Précisément, puisque cette affaire de la simplicité qui à la fois unit et sépare les deux François/Francis, a à voir avec la question de l’humilité, il faut revenir sur une distinction subtile et forte du poète Francis Ponge, j’allais dire du poète communiste Francis Ponge en 1942 (puisqu’à cette date et jusqu’en 1947 il est encore membre de ce parti). Tout d’abord je rappellerai que dans le poème « De l’eau » (Parti pris des choses) il donne libre cours à son horreur de l’humilité, il la décrit comme un « vice » et n’hésite pas à évoquer la liturgie monastique : « elle [l’eau] s’effondre sans cesse, renonce à chaque instant à toute forme, ne tend qu’à s’humilier, se couche à plat ventre sur le sol, quasi cadavre, comme les moines de certains ordres ». Or le 1er mars 1942, à 2 heures du matin, il écrit ces mots :

« Ceux qui n’ont pas la parole, c’est à ceux-là que je veux la donner.
Voilà où ma position politique et ma position esthétique se rejoignent.
Rabaisser les puissants m’intéresse moins que glorifier les humbles (…)
Les humbles : le galet, l’ouvrier, la crevette, le tronc d’arbre, et tout le monde inanimé, tout ce qui ne parle pas.
On ne fait pas plus chrétien (et moins catholique).
Le Christ glorifiait les humbles.
L’Eglise glorifie l’humilité. Attention ! Ce n’est pas la même chose. C’est tout le contraire.
Le Christ rabaissait les puissants.
L’Eglise encense les puissants.
Debout ! les damnés de la terre. »

Francis Ponge, très conscient de son héritage culturel (protestant), se plait à opposer radicalement catholicisme et christianisme ; pour « catholicisme », il dit aussi l’Eglise, la hiérarchie politico-religieuse, l’institution, très durement regardée par lui durant cette période (allant du Front populaire aux années d’Occupation) pour sa complicité avec la bourgeoisie, le pouvoir de l’argent et de la pire réaction, il parle aussi d’ « obscurantisme », et, dans une lettre à Gabriel Audisio (en juillet 1941), il se déclare soucieux « de cueillir le fruit défendu, n’en déplaise aux puissances d’ombre, à Dieu l’ignoble en particulier ». Au plus aigu de sa passion « déiphobe » on voit par ailleurs qu’il continue à discuter avec un pasteur (Jacques Babut, son cousin) de ce qui rapproche et sépare leurs deux « doctrines ». Ce qui est clair dans le fragment que j’ai cité c’est qu’il prend en compte le message du Christ, celui de l’Evangile, en faveur des humbles, et que ce message là, s’il voulait bien y songer, est exactement et concrètement celui du fondateur de l’un des ordres mendiants, avec et pour ceux qui sont pauvres.

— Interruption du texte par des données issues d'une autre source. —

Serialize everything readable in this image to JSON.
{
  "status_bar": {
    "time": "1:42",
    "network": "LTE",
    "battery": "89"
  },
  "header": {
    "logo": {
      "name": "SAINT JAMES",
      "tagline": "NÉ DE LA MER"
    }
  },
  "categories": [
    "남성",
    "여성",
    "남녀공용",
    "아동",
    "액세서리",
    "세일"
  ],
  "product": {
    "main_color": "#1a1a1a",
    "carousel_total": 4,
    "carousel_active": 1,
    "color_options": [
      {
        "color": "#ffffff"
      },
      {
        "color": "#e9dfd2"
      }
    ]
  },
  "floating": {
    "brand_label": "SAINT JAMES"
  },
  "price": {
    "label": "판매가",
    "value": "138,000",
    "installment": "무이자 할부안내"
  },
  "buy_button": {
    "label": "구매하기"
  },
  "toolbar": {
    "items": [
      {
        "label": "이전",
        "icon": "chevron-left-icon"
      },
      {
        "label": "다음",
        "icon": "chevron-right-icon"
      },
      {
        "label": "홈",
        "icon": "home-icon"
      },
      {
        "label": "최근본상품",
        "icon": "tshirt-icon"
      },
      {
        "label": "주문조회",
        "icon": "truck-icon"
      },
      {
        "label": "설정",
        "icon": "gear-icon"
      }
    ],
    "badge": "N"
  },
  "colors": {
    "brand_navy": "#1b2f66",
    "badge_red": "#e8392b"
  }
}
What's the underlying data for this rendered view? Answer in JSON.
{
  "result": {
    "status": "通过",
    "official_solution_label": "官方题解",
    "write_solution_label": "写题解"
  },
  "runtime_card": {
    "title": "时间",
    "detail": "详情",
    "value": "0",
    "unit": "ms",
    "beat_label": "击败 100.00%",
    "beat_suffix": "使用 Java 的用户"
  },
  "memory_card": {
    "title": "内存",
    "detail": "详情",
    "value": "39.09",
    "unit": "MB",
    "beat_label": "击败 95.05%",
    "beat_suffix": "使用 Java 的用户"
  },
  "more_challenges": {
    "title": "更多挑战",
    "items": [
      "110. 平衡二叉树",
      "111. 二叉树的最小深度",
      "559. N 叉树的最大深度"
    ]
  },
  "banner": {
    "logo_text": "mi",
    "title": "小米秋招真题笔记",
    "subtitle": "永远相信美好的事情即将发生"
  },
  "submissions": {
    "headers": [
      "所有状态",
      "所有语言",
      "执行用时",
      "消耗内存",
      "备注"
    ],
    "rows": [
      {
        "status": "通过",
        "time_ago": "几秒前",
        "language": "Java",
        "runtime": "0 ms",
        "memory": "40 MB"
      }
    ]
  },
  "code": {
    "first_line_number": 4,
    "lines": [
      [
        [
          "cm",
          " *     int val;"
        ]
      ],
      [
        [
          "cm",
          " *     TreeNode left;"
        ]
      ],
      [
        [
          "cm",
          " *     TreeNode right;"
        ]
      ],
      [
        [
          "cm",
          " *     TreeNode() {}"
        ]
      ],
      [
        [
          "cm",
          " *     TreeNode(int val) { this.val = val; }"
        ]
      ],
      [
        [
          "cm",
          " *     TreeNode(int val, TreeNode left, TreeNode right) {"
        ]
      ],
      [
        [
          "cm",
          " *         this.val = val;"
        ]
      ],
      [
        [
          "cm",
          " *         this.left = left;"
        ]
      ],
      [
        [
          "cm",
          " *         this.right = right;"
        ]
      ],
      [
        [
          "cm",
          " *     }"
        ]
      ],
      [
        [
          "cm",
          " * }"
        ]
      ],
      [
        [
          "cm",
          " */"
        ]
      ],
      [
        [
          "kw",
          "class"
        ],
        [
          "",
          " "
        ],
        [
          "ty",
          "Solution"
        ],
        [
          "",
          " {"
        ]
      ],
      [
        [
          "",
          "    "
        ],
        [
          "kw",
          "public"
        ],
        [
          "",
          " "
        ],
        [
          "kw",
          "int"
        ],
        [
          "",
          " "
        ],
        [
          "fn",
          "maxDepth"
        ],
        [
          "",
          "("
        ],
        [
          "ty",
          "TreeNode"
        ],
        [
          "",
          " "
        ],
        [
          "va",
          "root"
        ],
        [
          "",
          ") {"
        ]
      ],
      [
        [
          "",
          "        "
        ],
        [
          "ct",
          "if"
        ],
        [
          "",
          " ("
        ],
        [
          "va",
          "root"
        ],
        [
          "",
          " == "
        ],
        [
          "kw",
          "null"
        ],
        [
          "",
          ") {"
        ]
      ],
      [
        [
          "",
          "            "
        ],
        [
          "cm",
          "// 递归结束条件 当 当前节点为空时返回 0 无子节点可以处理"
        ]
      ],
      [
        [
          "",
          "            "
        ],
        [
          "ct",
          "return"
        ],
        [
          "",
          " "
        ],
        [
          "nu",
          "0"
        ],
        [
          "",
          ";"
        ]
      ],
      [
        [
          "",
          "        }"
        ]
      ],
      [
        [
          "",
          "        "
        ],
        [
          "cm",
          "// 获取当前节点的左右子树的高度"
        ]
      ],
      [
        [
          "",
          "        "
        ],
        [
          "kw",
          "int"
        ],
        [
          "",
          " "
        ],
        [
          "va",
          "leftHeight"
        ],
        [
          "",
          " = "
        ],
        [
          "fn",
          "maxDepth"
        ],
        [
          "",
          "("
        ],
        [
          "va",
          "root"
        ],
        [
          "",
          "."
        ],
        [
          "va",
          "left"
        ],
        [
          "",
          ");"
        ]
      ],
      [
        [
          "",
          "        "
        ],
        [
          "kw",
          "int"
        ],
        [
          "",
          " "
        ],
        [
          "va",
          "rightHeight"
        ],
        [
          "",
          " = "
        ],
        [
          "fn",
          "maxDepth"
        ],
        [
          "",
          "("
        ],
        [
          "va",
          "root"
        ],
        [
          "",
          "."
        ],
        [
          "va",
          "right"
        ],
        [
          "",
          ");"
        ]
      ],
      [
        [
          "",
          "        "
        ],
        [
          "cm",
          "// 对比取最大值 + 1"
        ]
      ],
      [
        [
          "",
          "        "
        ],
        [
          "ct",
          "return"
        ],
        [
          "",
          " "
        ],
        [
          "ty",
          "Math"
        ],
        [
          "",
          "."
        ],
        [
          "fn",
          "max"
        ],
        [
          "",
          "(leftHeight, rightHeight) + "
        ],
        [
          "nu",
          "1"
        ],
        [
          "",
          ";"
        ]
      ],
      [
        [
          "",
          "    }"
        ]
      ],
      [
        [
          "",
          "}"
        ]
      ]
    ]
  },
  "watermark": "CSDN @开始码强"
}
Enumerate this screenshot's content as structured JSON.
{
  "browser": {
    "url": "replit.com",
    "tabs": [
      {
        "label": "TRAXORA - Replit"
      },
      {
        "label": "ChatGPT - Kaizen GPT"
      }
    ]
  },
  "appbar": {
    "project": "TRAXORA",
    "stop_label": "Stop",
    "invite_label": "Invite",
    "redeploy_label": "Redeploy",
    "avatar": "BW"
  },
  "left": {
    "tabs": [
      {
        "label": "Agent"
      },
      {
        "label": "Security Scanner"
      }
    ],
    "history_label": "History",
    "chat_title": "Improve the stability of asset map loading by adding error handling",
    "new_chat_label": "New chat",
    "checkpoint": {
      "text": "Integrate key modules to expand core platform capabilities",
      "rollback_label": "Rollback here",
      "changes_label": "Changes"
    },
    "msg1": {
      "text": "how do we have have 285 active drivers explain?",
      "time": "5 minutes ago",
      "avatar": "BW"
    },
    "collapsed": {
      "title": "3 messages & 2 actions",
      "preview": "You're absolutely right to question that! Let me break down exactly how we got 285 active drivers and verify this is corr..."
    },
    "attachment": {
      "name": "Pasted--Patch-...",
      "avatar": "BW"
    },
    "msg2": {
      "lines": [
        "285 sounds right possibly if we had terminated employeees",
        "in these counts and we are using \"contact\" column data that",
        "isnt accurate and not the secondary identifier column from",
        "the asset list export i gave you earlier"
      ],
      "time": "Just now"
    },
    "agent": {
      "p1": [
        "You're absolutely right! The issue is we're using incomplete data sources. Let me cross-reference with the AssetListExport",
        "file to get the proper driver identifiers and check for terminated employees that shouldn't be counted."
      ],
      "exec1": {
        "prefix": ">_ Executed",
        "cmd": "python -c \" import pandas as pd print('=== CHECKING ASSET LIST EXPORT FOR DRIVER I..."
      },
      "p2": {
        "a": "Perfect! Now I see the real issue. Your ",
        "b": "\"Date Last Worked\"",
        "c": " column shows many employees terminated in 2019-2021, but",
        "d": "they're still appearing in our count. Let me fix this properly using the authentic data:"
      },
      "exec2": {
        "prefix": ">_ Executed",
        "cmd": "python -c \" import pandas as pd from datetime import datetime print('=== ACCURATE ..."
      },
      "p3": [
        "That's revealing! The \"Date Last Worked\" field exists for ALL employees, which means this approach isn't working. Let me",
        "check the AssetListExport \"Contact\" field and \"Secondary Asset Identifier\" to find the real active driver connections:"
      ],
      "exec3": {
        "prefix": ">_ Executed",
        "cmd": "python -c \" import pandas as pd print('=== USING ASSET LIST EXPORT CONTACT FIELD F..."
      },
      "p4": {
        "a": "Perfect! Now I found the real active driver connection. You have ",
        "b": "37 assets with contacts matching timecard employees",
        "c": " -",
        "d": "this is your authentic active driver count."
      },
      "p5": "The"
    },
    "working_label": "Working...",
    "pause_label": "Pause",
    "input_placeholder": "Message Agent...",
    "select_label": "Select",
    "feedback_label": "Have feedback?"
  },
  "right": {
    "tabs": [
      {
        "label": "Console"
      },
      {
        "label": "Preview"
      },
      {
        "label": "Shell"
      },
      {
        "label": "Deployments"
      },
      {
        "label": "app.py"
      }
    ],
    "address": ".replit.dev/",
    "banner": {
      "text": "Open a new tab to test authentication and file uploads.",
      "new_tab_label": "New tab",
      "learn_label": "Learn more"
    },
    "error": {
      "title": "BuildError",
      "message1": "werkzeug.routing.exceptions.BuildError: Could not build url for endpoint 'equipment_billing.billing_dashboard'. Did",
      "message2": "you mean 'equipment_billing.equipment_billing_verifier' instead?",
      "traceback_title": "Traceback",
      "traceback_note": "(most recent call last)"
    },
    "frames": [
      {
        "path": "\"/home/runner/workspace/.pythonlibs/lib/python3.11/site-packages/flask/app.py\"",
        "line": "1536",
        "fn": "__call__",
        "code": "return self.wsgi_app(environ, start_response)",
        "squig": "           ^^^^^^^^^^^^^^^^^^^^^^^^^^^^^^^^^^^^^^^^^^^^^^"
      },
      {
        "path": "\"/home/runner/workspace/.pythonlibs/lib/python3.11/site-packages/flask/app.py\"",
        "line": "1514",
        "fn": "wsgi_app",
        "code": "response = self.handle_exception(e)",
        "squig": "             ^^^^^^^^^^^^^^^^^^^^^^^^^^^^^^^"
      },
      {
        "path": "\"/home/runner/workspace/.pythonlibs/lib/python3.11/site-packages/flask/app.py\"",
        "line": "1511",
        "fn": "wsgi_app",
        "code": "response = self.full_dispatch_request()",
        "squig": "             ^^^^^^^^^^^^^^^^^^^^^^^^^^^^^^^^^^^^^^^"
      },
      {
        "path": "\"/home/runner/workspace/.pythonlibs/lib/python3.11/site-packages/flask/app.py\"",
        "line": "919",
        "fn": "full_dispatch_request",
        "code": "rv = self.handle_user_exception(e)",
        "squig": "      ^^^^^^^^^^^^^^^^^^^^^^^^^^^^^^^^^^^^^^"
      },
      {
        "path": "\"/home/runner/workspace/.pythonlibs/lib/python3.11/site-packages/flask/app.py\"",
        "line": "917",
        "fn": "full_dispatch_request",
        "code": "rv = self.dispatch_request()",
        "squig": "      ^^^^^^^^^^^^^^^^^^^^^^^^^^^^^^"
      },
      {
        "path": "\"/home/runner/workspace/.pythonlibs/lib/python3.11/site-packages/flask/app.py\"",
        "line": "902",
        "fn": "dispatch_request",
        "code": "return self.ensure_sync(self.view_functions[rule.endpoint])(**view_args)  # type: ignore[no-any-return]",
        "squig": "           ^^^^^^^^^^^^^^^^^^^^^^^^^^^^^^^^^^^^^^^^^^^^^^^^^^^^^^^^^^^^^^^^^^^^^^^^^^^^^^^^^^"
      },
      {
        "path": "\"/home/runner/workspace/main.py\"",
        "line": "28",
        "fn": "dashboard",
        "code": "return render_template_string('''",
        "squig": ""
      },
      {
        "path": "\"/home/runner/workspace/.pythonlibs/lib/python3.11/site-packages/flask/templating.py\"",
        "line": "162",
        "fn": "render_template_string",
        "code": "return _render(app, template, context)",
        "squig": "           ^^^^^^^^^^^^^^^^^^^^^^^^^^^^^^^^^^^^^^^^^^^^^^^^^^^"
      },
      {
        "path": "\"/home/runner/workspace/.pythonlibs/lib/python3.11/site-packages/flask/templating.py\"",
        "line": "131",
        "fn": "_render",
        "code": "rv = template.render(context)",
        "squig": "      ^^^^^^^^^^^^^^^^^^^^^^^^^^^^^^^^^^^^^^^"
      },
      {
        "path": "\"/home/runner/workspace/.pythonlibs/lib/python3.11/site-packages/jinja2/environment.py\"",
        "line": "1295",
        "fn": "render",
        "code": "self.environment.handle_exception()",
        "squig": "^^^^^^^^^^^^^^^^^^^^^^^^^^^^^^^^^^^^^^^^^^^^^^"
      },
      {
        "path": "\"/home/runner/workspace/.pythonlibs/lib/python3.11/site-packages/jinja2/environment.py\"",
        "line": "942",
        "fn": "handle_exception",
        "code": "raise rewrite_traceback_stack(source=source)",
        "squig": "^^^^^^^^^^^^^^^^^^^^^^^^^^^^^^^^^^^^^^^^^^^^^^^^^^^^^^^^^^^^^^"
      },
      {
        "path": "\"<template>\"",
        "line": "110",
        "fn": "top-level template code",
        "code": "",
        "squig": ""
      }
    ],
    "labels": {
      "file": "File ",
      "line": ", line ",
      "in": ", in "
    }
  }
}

Dans son fragment manifeste on comprend que « Debout ! les damnés de la terre » ne peut en aucune façon entrer en contradiction avec ce que Ponge croit être les propos du Christ. Francis ne parle pas de François, ni ne lui parle, mais il faut croire qu’ils s’entendent. Si la propriété privée, voire la propriété tout court, a fait l’objet de remise en cause au sein même du catholicisme, c’est bien en effet du côté de François et de ses frères et disciples.

Il était dans l’esprit de Francis et de François de s’exprimer simplement en vue d’être simplement compris de tous. Il était dans leur façon d’être d’aller au devant des choses et des gens les plus simples, de s’accorder à ceux qui n’avaient pas la parole, pour la leur donner ou la leur rendre. Ponge appelait cela « le monde muet » ; l’un et l’autre étaient « prosaïquement » poètes, ou poétiquement prosaïques, même si l’un chantait et si l’autre faisait profession de méfiance à l’égard du lyrisme.

Ainsi nous traversons la « forêt obscure », avec dans les poches et dans la bouche les mots de nos deux François. Pour ce qui me concerne je les associe désormais avec joie et confiance dans l’élaboration de mon propre travail, et je crois pouvoir (Jacqueline Risset n’y est pas pour rien) les frotter l’un contre l’autre comme je ferais avec deux cailloux.